Smart Crop Disease Detection with Smart Irrigation System
Raj Tiwari
Electronics and Telecommunication
Vidyalankar Polytechnic Mumbai, India
rajtiwari2306@gmail.com
Ayan Shaikh
Electronics and Telecommunication
Vidyalankar Polytechnic Mumbai, India
alamayan7866@gmail.com
Nilay Rajankar
Electronics and Telecommunication
Vidyalankar Polytechnic Mumbai, India
nilayranjankar2008@gmail.com
Koustabh Jana
Electronics and Telecommunication
Vidyalankar Polytechnic Mumbai, India koustabh2007@gmail.com
ER. Rasika Patil
Proff. Computers and Electronic Engg.
Vidyalankar Polytechnic Mumbai, India
rasikapatil3499@gmail.com
ABSTRACT: Agriculture is facing major challenges due to crop diseases and inefficient water management techniques, which are affecting productivity and sustainability. This research paper focuses on designing and implementing an AI-based crop disease detection and smart irrigation system to improve the efficiency of agricultural activities. The proposed AI-based system uses deep learning techniques, specifically Convolutional Neural Networks (CNN), to detect crop diseases from images of affected leaves with high accuracy. At the same time, the IoT-based smart irrigation module monitors the moisture level of the soil and controls the water supply automatically using a microcontroller module.

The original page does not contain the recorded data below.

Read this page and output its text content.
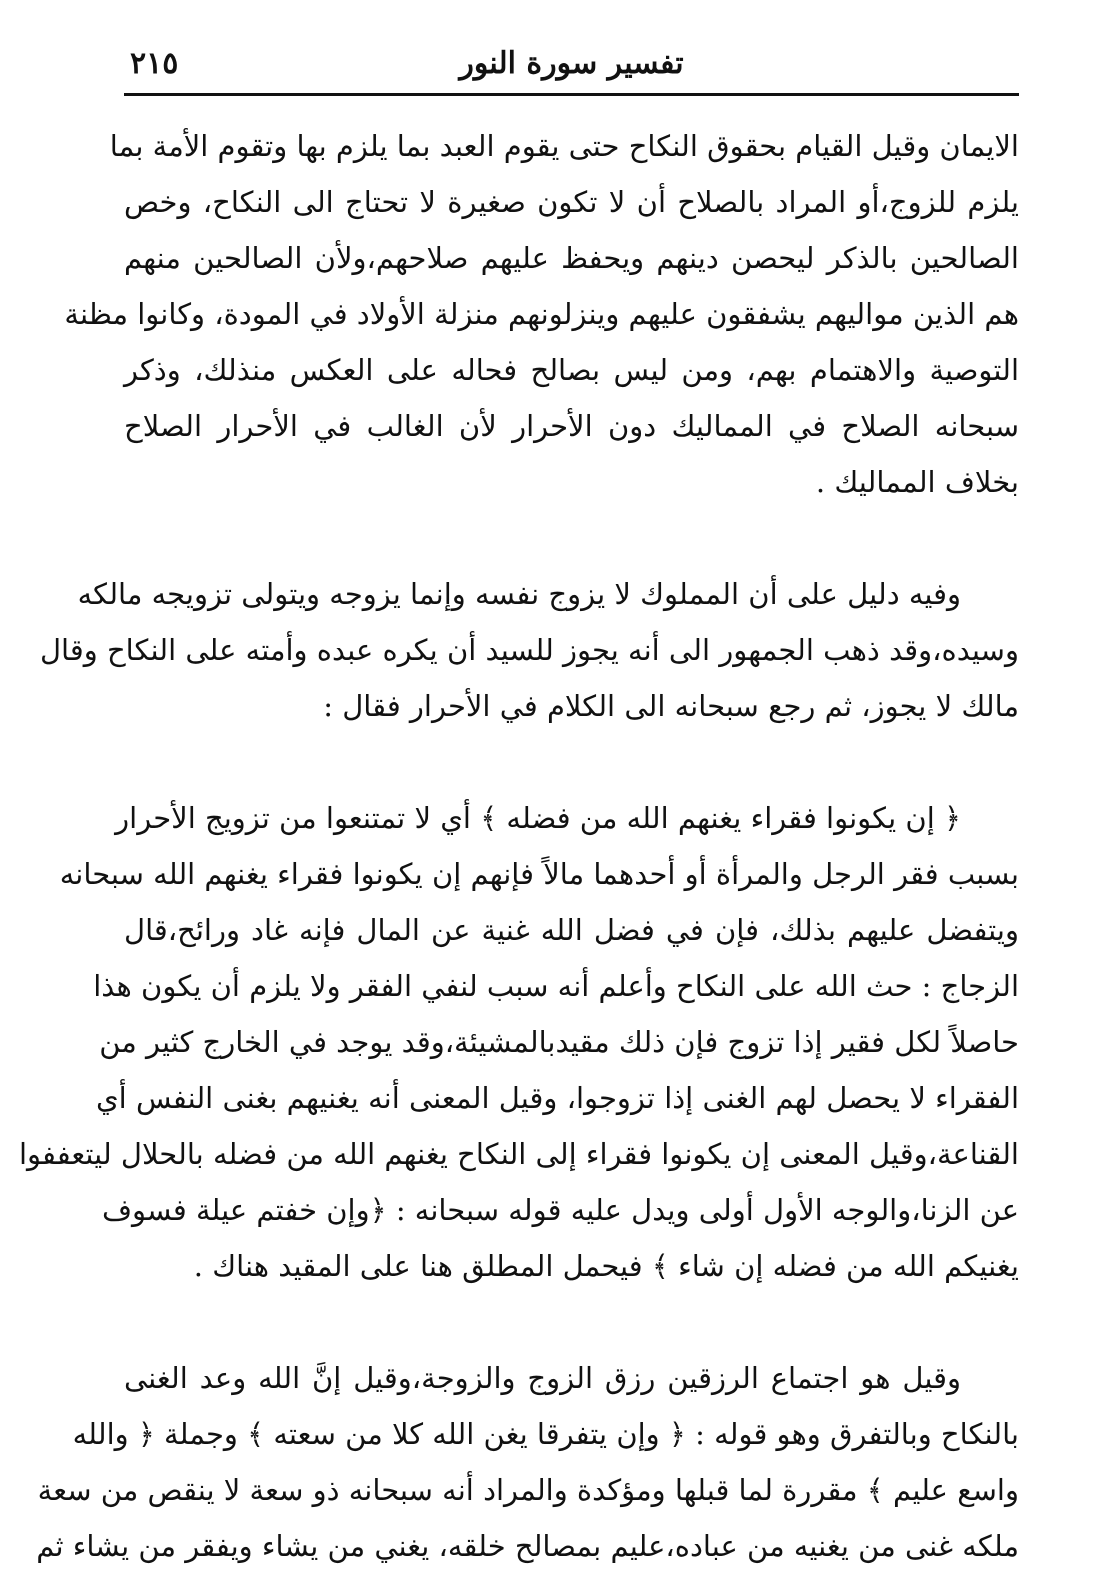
تفسير سورة النور
٢١٥
الايمان وقيل القيام بحقوق النكاح حتى يقوم العبد بما يلزم بها وتقوم الأمة بما
يلزم للزوج،أو المراد بالصلاح أن لا تكون صغيرة لا تحتاج الى النكاح، وخص
الصالحين بالذكر ليحصن دينهم ويحفظ عليهم صلاحهم،ولأن الصالحين منهم
هم الذين مواليهم يشفقون عليهم وينزلونهم منزلة الأولاد في المودة، وكانوا مظنة
التوصية والاهتمام بهم، ومن ليس بصالح فحاله على العكس منذلك، وذكر
سبحانه الصلاح في المماليك دون الأحرار لأن الغالب في الأحرار الصلاح
بخلاف المماليك .
وفيه دليل على أن المملوك لا يزوج نفسه وإنما يزوجه ويتولى تزويجه مالكه
وسيده،وقد ذهب الجمهور الى أنه يجوز للسيد أن يكره عبده وأمته على النكاح وقال
مالك لا يجوز، ثم رجع سبحانه الى الكلام في الأحرار فقال :
﴿ إن يكونوا فقراء يغنهم الله من فضله ﴾ أي لا تمتنعوا من تزويج الأحرار
بسبب فقر الرجل والمرأة أو أحدهما مالاً فإنهم إن يكونوا فقراء يغنهم الله سبحانه
ويتفضل عليهم بذلك، فإن في فضل الله غنية عن المال فإنه غاد ورائح،قال
الزجاج : حث الله على النكاح وأعلم أنه سبب لنفي الفقر ولا يلزم أن يكون هذا
حاصلاً لكل فقير إذا تزوج فإن ذلك مقيدبالمشيئة،وقد يوجد في الخارج كثير من
الفقراء لا يحصل لهم الغنى إذا تزوجوا، وقيل المعنى أنه يغنيهم بغنى النفس أي
القناعة،وقيل المعنى إن يكونوا فقراء إلى النكاح يغنهم الله من فضله بالحلال ليتعففوا
عن الزنا،والوجه الأول أولى ويدل عليه قوله سبحانه : ﴿وإن خفتم عيلة فسوف
يغنيكم الله من فضله إن شاء ﴾ فيحمل المطلق هنا على المقيد هناك .
وقيل هو اجتماع الرزقين رزق الزوج والزوجة،وقيل إنَّ الله وعد الغنى
بالنكاح وبالتفرق وهو قوله : ﴿ وإن يتفرقا يغن الله كلا من سعته ﴾ وجملة ﴿ والله
واسع عليم ﴾ مقررة لما قبلها ومؤكدة والمراد أنه سبحانه ذو سعة لا ينقص من سعة
ملكه غنى من يغنيه من عباده،عليم بمصالح خلقه، يغني من يشاء ويفقر من يشاء ثم
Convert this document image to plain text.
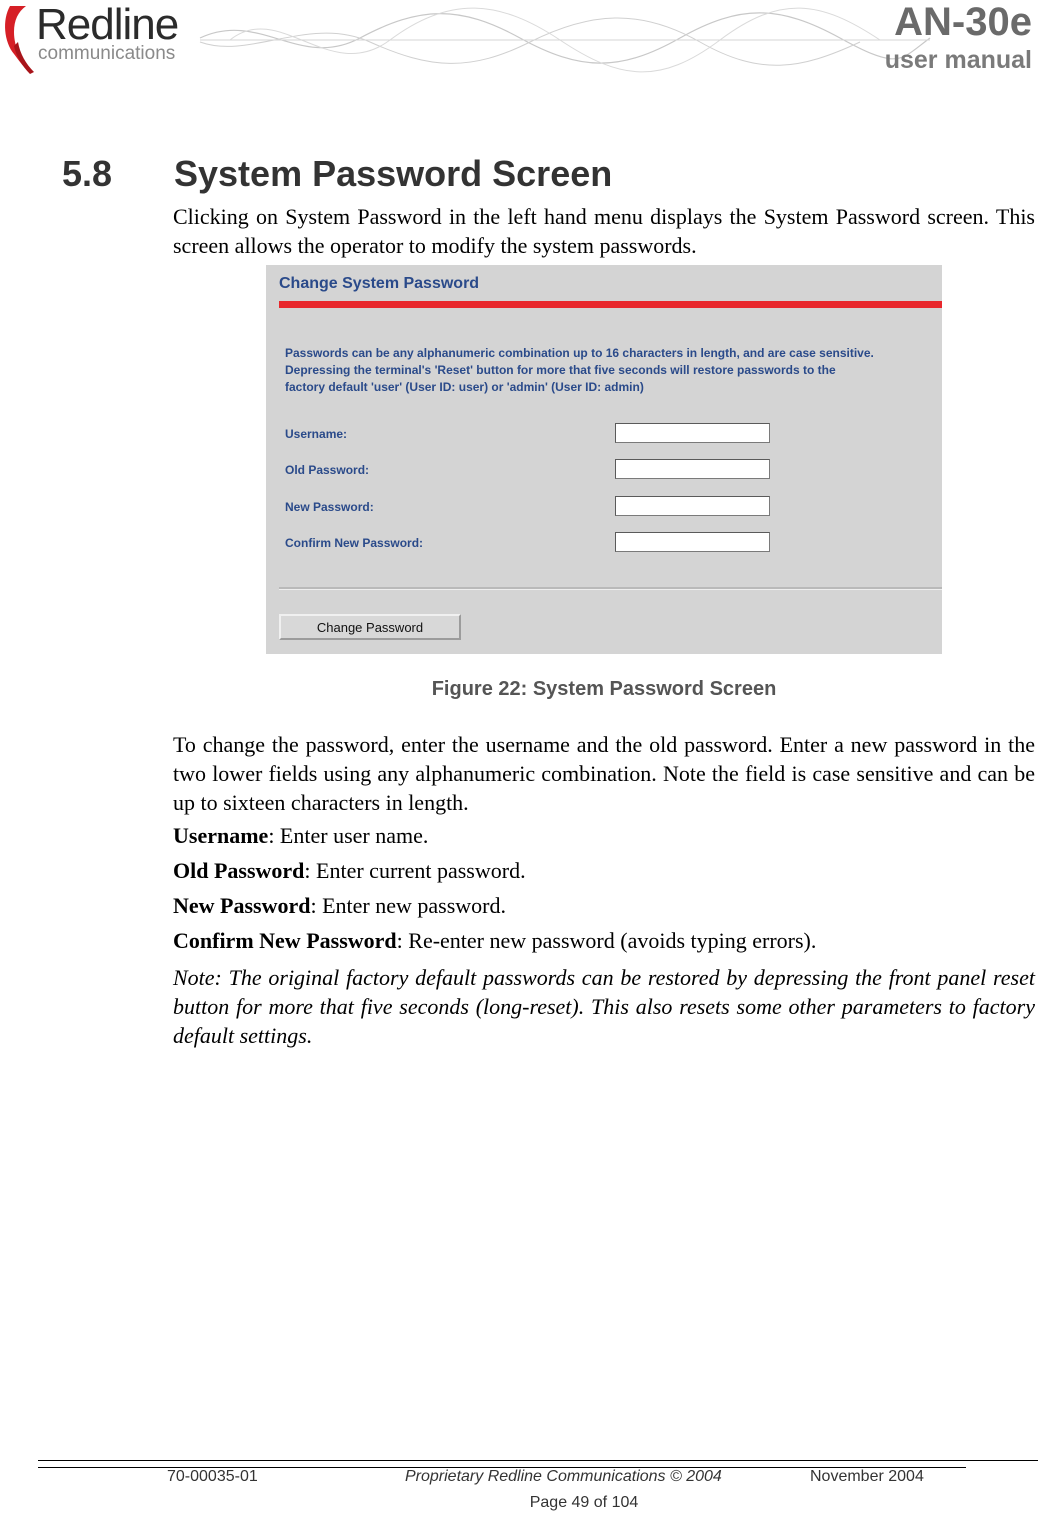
Redline
communications
AN-30e
user manual
5.8 System Password Screen
Clicking on System Password in the left hand menu displays the System Password screen. This screen allows the operator to modify the system passwords.
Change System Password
Passwords can be any alphanumeric combination up to 16 characters in length, and are case sensitive.
Depressing the terminal's 'Reset' button for more that five seconds will restore passwords to the
factory default 'user' (User ID: user) or 'admin' (User ID: admin)
Username:
Old Password:
New Password:
Confirm New Password:
Change Password
Figure 22: System Password Screen
To change the password, enter the username and the old password. Enter a new password in the two lower fields using any alphanumeric combination. Note the field is case sensitive and can be up to sixteen characters in length.
Username: Enter user name.
Old Password: Enter current password.
New Password: Enter new password.
Confirm New Password: Re-enter new password (avoids typing errors).
Note: The original factory default passwords can be restored by depressing the front panel reset button for more that five seconds (long-reset). This also resets some other parameters to factory default settings.
70-00035-01	Proprietary Redline Communications © 2004	November 2004
Page 49 of 104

The integration of artificial intelligence and IoT technology helps improve the efficiency of agricultural activities by monitoring and controlling diseases and water consumption. The experimental results show that the proposed model achieves 94% accuracy in detecting diseases and reduces water consumption by 25% compared to traditional irrigation systems. This research paper proves that AI and IoT technology can improve the efficiency of agricultural activities significantly by increasing crop yields while conserving resources and improving the decision-making process.
Keywords: Artificial Intelligence, Crop Disease Detection, Smart Irrigation, Machine Learning, IoT, Precision Agriculture, Deep Learning.